No: Our WizzleWidget is the fastest around!

Yes: Our WizzleWidget will cut down on the time you spend cleaning by 75%!

The second example appeals to a problem that your customers may have: being strapped for time. Reading that your product is time-saving will be more appealing to them than simply saying it's fast.

2. Is it visually scannable?

As much as you want to believe that anyone who visits your site will read every bit of copy you write, that's never going to happen. Most will scan, looking for the information they came to your site to find.

If the copy on your site is a wall of text, people will leave immediately. The eye needs a break. Divide up your copy into short paragraphs (5 sentences or less), and use bold subheaders to break up the content further.

And don't go overboard with the copy. Most pages need only 100-200 words to get the point across.

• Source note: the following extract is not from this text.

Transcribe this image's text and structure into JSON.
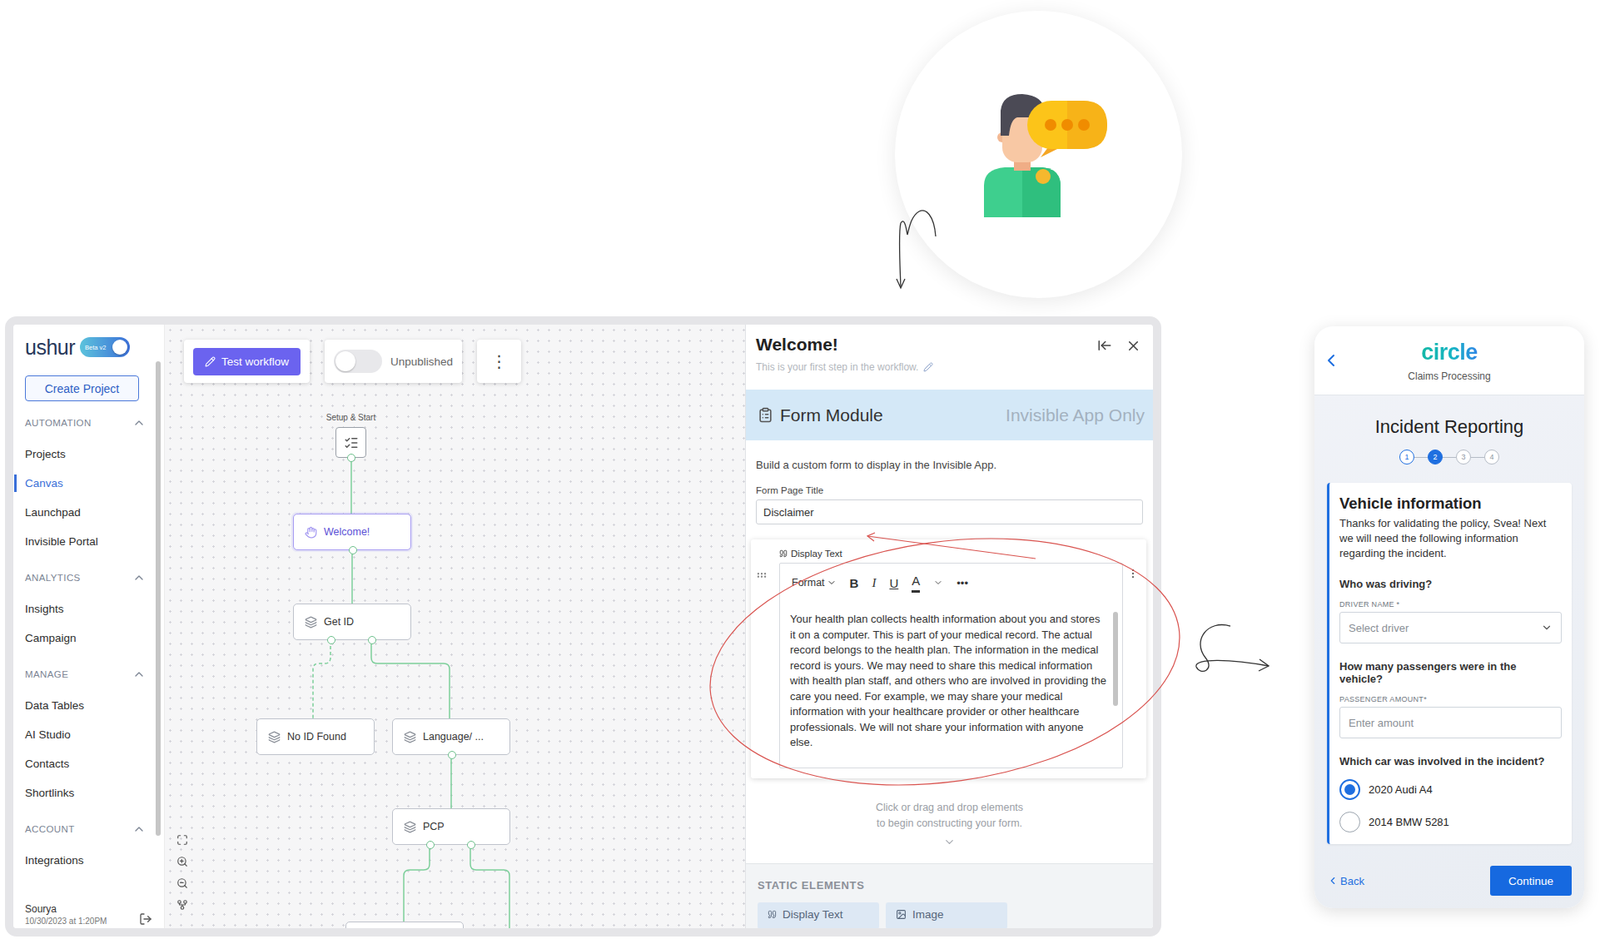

If you have more to say, you might need to break it off into additional pages.

3. Are we using SEO effectively?

The rules for SEO are changing almost by the hour, but that doesn't mean you get to bury your head in the sand. Use common sense. Include keywords that people will search for to find your site, and don't pour them into every sentence. Use them where they make sense and can be placed naturally.

Each page should have one keyword focus. If you sell pet products, you might have a different focus for each page:

  • Pet accessories
  • Cat toys
  • Dog bones

You might be tempted to put many keywords on the same page, but Google will just scratch its head and give up on you, which won't help you be found in search results.

4. Have you looked where you fall in search results?

Speaking of search results, it can be helpful to know where you land for the primary keywords you use. Track this. Maybe today you're on page four, but you publish a few blog posts using that same keyword, and suddenly you're on page two. Keep up the good work.

Looking at search results will also show you who else is appearing above you. Look at their sites and try to determine what they're doing to rank higher then emulate that strategy. Maybe a competitor publishes a daily blog post. You could do that, or at least step up your content marketing efforts.

Web copy isn't meant to be static. Spend some time assessing how you could improve it, then make one small change. Wait and measure results before making additional changes.